I was sure the stuff mentioned was a long list. There was probably tons more.
“When I was twenty-two, I met a guy. He was great, until he wasn’t. He was like my mom in that he blamed me for things he did wrong. You’d think I would have avoided someone like him because of my mom, but maybe that’s all I knew. He was late getting home from work so the dinner was cold and he was mad. I wasn’t sexy enough and that was why he couldn’t get it up. Or, later, why he cheated. I was at the police academy, and he said I was a slut for being around all those men.”
“That’s all bullshit,” I said. The longer she talked, the angrier I became. Not at Eve, but at her mom. At this asshole who needed to be taken care of.
“I know now, but then… I only had my mother, who should have been a role model, as an example. I thought that what he said was right, that everything I did was wrong. Toward the end, I questioned my ability to do anything. I wasn’t sexy. I was stupid. I even started to think I really was a slut for wanting to be a police officer.”
“That’s ridiculous.”
“I know now.”
“What happened?” Shane asked, his voice just above a whisper.
“He hit me.”
Every muscle in my body tensed. “Where is this fucker? I’ve got acres of land, and Shane’s got the entire forest to bury his body.”
“I didn’t think anything of it. I used makeup to cover it up. Until one day a woman came into the station. Domestic abuse. She told me stories that were really familiar. I’d been trained to offer counseling and a women’s shelter, which I did. I remember exactly where I was. It was like a lightbulb went off. I was her. I needed the counseling, that I was being used as a doormat and a punching bag to validate my boyfriend’s issues, nothing more.”
“Good for you,” I said, tipping her chin up with my fingers. I couldn
’t help but kiss her, to let her know we were here, that we desired her. That she was special.
She moaned, then turned her head away. “If you keep doing that, I won’t finish.”
I chuckled. She had to feel how hard my dick was at her hip. She couldn’t doubt my desire for her.
“I had my partner and a few guys help me move. I never looked back. In fact, I moved here to escape it all.”
“What about your mother?”
“She told me I shouldn’t have left Chad. That he was good for me, that I was stupid to walk away from someone like him.”
I shook my head. “She’s a piece of work. I’m sorry, sugar.”
She shifted and I let her stand. Sitting, we were both shorter than her. “I left her behind too. Haven’t heard from her since I moved here. That’s why I freaked with you. I trusted myself to spend the weekend with you, and I learned you were arrested for assault. It just made me realize I hadn’t gotten any better.”
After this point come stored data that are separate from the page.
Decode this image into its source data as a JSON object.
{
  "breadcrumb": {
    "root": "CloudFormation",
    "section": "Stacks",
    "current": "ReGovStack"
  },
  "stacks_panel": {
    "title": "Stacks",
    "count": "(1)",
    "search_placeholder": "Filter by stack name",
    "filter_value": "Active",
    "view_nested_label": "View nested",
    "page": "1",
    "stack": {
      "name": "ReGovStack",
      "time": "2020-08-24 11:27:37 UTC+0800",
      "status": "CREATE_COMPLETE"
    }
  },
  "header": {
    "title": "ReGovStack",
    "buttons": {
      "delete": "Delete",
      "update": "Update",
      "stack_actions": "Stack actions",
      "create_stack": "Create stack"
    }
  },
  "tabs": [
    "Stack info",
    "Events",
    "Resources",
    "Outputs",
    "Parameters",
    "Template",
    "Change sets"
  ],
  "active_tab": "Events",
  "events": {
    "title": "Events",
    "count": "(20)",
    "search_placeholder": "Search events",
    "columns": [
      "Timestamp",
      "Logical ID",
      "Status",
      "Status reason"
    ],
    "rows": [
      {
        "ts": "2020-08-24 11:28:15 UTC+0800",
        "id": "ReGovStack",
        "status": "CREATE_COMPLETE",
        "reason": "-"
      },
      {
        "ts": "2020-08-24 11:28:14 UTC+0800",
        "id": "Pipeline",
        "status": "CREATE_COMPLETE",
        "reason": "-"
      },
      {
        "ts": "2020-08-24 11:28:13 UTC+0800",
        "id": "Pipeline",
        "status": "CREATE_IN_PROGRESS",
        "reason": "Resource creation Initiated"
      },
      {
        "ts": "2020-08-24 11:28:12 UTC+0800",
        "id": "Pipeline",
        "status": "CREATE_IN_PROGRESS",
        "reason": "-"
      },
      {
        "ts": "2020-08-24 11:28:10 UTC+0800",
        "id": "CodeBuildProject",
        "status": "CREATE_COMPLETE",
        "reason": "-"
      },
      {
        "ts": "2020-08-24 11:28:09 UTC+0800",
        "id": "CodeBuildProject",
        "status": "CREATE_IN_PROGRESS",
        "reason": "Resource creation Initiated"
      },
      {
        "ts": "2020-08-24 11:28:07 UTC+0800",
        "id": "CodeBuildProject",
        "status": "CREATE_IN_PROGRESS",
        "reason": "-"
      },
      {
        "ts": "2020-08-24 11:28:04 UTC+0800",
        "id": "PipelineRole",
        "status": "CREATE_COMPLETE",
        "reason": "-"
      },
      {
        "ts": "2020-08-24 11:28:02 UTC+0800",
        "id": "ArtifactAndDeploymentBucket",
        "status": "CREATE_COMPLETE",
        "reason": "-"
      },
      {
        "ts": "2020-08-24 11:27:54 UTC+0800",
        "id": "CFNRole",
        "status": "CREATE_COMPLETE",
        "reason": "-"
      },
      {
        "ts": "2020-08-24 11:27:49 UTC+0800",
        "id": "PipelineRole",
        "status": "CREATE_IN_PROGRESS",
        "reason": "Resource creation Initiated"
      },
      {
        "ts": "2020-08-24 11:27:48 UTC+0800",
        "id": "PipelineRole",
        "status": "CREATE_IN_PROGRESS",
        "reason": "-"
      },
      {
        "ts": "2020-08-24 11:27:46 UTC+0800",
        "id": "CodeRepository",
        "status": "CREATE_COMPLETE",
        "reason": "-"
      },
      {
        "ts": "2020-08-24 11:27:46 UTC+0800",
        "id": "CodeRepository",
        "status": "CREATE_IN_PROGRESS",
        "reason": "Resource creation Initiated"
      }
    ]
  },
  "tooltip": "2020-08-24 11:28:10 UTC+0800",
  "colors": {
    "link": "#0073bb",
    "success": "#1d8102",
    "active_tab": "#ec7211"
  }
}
“That’s bullshit,” Shane said.
“I know. I’m sorry I didn’t read the entire case file. If I had, I’d have seen what you did was honorable.”
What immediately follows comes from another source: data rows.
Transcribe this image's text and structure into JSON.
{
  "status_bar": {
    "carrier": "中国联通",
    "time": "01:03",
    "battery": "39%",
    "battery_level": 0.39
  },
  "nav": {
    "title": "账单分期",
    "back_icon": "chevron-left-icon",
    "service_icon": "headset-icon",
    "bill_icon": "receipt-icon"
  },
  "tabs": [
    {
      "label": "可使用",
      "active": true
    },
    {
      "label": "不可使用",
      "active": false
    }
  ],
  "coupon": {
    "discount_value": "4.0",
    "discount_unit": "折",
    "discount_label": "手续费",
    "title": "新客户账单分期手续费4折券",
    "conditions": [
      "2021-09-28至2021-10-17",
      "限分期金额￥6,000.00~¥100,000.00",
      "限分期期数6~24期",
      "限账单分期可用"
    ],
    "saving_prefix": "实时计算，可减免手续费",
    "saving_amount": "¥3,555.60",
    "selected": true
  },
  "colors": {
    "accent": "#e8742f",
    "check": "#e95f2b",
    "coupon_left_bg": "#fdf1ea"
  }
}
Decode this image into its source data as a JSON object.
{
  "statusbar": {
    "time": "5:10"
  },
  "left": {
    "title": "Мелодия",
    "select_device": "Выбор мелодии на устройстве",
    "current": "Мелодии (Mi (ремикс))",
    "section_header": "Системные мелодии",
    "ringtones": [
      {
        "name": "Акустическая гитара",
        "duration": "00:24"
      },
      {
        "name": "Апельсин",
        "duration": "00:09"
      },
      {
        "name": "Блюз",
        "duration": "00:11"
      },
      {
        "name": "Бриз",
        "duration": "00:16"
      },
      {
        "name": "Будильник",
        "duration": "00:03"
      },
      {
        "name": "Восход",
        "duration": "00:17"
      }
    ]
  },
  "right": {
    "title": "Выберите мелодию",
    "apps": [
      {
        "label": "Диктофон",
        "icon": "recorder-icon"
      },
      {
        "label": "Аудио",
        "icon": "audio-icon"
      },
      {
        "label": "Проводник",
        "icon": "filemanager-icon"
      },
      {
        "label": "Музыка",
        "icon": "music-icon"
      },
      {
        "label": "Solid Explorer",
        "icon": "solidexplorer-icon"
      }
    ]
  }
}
It felt good hearing those words from her. It eased something in me, because it was crucial Eve understand. I wanted nothing between us, especially that shit from my past.
“You don’t do relationships because of your ex?” I asked.
She nodded and the hair she’d tucked back fell forward.
“I won’t go back to that.”
“We’re not here to hold you down, sugar,” I told her. “We’re here to lift you up. You wouldn’t want that guy to have this much control over you, would you? Because even after years, he’s still messing with you.”
She’d been so fucking strong and walked away from an abusive man. A mother who didn’t put Eve first… or ever in her life. She was beyond brave. Incredible. Yet avoiding relationships because they’d been shit in the past only meant those who’d hurt her still had control over her.
To break loose, she had to live. To love. And that was going to be with me and Shane.